"What have ye made of Robie?" said I to my comrades.
"Has he no been wi' ye?" answered they; "he left the house just after ye."
Mortal man cannot describe the fear, agony, and consternation that fell upon me. The sweat burst upon my brow as though it had been the warmest day in summer. A thousand apprehensions laid their hands upon me in a moment.
"With me!" said I; "he's not been with me: have none of you an idea where he can have gone?"
"Not the smallest," said they; "but he canna be far off—he will soon cast up. He will only be out looking at the town."
"Or showing off gallant Jonathan Barlowman's gun, big-coat, and knapsack," said one.

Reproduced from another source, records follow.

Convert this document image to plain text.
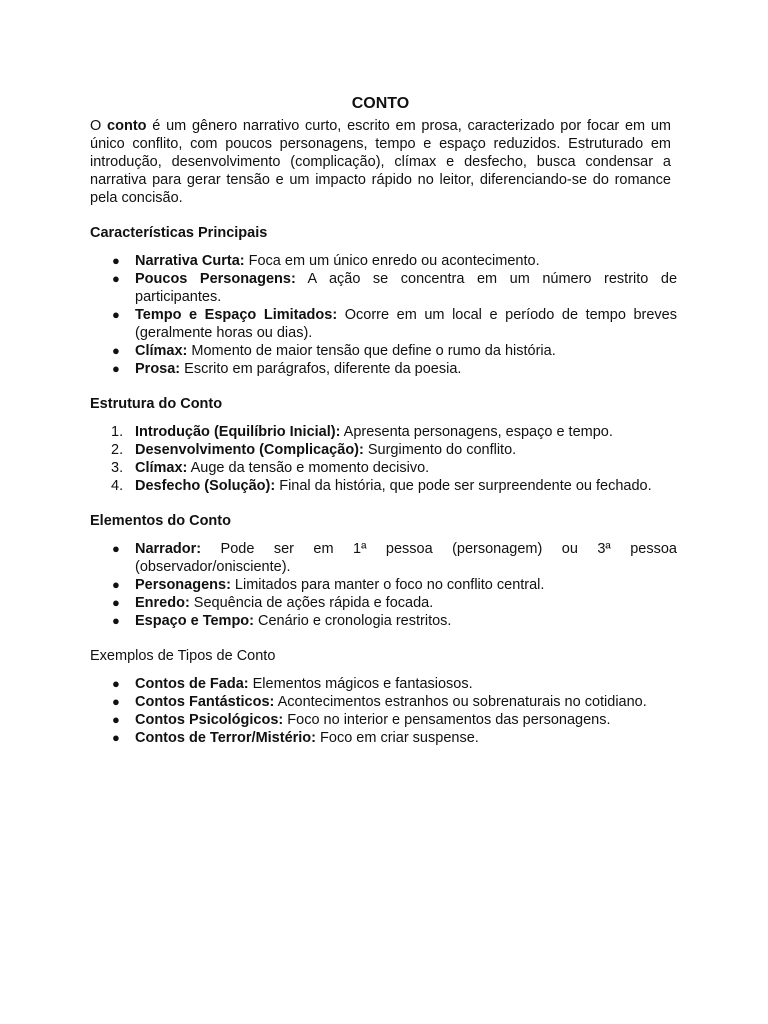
CONTO

O conto é um gênero narrativo curto, escrito em prosa, caracterizado por focar em um único conflito, com poucos personagens, tempo e espaço reduzidos. Estruturado em introdução, desenvolvimento (complicação), clímax e desfecho, busca condensar a narrativa para gerar tensão e um impacto rápido no leitor, diferenciando-se do romance pela concisão.

Características Principais
● Narrativa Curta: Foca em um único enredo ou acontecimento.
● Poucos Personagens: A ação se concentra em um número restrito de participantes.
● Tempo e Espaço Limitados: Ocorre em um local e período de tempo breves (geralmente horas ou dias).
● Clímax: Momento de maior tensão que define o rumo da história.
● Prosa: Escrito em parágrafos, diferente da poesia.
Estrutura do Conto
1. Introdução (Equilíbrio Inicial): Apresenta personagens, espaço e tempo.
2. Desenvolvimento (Complicação): Surgimento do conflito.
3. Clímax: Auge da tensão e momento decisivo.
4. Desfecho (Solução): Final da história, que pode ser surpreendente ou fechado.
Elementos do Conto
● Narrador: Pode ser em 1ª pessoa (personagem) ou 3ª pessoa (observador/onisciente).
● Personagens: Limitados para manter o foco no conflito central.
● Enredo: Sequência de ações rápida e focada.
● Espaço e Tempo: Cenário e cronologia restritos.
Exemplos de Tipos de Conto
● Contos de Fada: Elementos mágicos e fantasiosos.
● Contos Fantásticos: Acontecimentos estranhos ou sobrenaturais no cotidiano.
● Contos Psicológicos: Foco no interior e pensamentos das personagens.
● Contos de Terror/Mistério: Foco em criar suspense.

"Keep yoursel at ease, Mr Goldie," said another, laughing; "there is no danger of his passing the advanced posts, and falling into the hands of the French."
It was easy for those to jest who were ignorant of a father's fears and a father's feelings. I sat down for the space of five minutes, and to me they seemed five hours; but I drank nothing, and I said nothing, but I kept my eyes fixed upon the door. Robin did not return. I thought the ale might have overcome the laddie, and that he had gone out and lain down in a state of sickness; and "That," thought I, "will be a becoming state for me to take him home in to his distressed mother. Or it will cause us to stop a night upon the road."
My anxiety became insupportable, and I again left my comrades, and went out to seek him. I sought him in every street, in every public-house in the town, amongst the soldiers, and amongst the townspeople; but all were too much occupied in discussing the cause of the alarm, to notice him who was to me as the apple of my eye. For three hours I wandered in search of him, east, west, north, and south, making inquiries at every one I met; but no one had seen or heard tell of him. I saw the coach drive off for Dunbar. I beheld also my comrades muster on the following morning, and prepare to return home, but I wandered up and down disconsolate, seeking my son, but finding him not.
The most probable, and the fondest conjecture that I could indulge in, was, that he had returned home. I, therefore, shouldered my musket, and followed my companions to Dunse, whom I overtook upon the moors. It would be impossible for me to describe my feelings by the way—they were torture strained to its utmost extremity, and far more gloomy and dreary than the gloomiest and dreariest parts of the moors over which we had to pass. Every footstep increased my anxiety, every mile the perturbation and agony of my spirit. Never, I believe, did a poor parent endure such misery before, and I wished that I had never been one. I kept looking for him to the right and to the left every minute; and though it was but few travellers that we met upon the road, every one that we did meet I described him to them, and asked them if they had seen him. But, "No!" "No!" was their unvaried answer, and my wretchedness increased.